誓いの丘はそれぞれの立場の枠を超え明るい交流の場となりました。
ここでできた友情をこれからもずっと保ち続けていきたいものですね。
そんな人間賛歌が流れているような素敵な午前でした。
「誓いの丘」
午後は千葉五郎様の「誓いの丘」の地蔵堂建立予定地にて、オーガビッツ様寄贈の石柱とメインツリー3本のお披露目式を行いました。目の前に北上川、左には太平洋、そして右手の北上川の対岸には多くの児童が津波の犠牲になった大川小学校が見える場所です。

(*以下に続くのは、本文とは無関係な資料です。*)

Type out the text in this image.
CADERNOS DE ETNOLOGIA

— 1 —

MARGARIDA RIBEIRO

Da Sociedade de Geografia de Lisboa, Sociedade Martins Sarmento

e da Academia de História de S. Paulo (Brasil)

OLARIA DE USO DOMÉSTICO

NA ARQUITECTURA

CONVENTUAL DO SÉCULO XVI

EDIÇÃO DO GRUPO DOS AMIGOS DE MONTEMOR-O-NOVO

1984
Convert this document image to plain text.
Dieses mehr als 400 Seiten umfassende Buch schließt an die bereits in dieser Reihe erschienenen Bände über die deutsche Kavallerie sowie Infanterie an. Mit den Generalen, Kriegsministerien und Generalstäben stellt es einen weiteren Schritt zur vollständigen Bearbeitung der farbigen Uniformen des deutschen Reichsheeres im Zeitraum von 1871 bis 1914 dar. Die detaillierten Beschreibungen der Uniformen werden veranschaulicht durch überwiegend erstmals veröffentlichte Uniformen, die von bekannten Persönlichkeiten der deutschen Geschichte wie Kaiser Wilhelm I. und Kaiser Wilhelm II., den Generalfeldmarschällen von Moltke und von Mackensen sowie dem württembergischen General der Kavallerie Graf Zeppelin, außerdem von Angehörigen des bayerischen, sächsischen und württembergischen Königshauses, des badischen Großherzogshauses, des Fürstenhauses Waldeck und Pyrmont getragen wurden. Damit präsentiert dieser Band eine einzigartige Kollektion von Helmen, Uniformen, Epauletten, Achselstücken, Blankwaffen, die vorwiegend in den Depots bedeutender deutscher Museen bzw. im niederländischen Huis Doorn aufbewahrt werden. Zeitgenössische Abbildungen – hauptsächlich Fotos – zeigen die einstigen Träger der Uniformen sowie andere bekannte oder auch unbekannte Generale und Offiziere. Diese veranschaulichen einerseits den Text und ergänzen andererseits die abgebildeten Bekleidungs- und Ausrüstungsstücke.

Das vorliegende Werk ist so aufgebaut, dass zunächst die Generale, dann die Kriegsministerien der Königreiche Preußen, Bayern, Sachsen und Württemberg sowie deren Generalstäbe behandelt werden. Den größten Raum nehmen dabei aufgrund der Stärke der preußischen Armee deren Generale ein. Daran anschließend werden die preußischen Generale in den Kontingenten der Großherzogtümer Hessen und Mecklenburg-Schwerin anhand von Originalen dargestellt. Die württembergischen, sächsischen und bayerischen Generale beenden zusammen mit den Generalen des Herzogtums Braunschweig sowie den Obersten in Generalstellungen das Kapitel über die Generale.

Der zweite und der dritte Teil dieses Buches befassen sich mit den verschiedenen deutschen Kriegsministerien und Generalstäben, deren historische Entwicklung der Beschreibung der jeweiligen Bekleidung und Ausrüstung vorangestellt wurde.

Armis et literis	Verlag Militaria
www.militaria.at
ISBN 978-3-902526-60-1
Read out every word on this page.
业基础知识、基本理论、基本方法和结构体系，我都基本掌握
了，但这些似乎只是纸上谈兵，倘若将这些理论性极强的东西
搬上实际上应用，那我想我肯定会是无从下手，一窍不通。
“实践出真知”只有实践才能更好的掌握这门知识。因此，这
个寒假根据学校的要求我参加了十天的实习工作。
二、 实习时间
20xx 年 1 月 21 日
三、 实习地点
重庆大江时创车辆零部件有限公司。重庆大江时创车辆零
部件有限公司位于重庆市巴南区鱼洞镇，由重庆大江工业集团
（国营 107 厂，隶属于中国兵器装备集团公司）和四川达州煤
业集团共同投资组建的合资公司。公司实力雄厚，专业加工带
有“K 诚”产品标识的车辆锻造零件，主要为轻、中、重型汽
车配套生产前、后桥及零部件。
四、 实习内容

この石柱には千葉五郎様が考案された住民さん達の亡くなられたご家族への誓いの言葉が刻まれています。
それは
母よ!妻よ!子よ!
津波で失われた命たちよ!
あなたの分も
わたしは生きるからね
というものです。
多くの悲劇に見舞われても強く生きていこうという住民さん達の決意が感じられたお披露目式となりました。
その後誓いの丘の津波到達点に5本の桜を。
そして津波で犠牲になられた住民さんも眠っている共同墓地に29本の桜を植樹しました。
共同墓地
この墓地は住民さんの心の故郷であり、昨年は花壇にチューリップの球根2500個を植えました。
きっと今年の5月上旬にはきれいに咲くと思います。
今回植樹した桜もいつか眠っている住民さんを優しく癒す花を咲かせてほしいですね。
ここにアトリエ・エビス様の石板を設置しました。
最後は黙祷ではなく、あえて植樹参加者全員で万歳をしました。
千葉様が考案した石柱の言葉を受けて…。
「あなたたちの分も生きるからね」と亡くなられたご家族に強く誓う住民さん達皆様のために…。
石巻市北上町十三浜菖蒲田地区はこんなところです。
いつかそんな菖蒲田地区と「誓いの丘」を訪れてみてください。
そこには未来に向かって一歩ずつ歩いていこうとする優しい住民さん達が待っていてくれるはずです。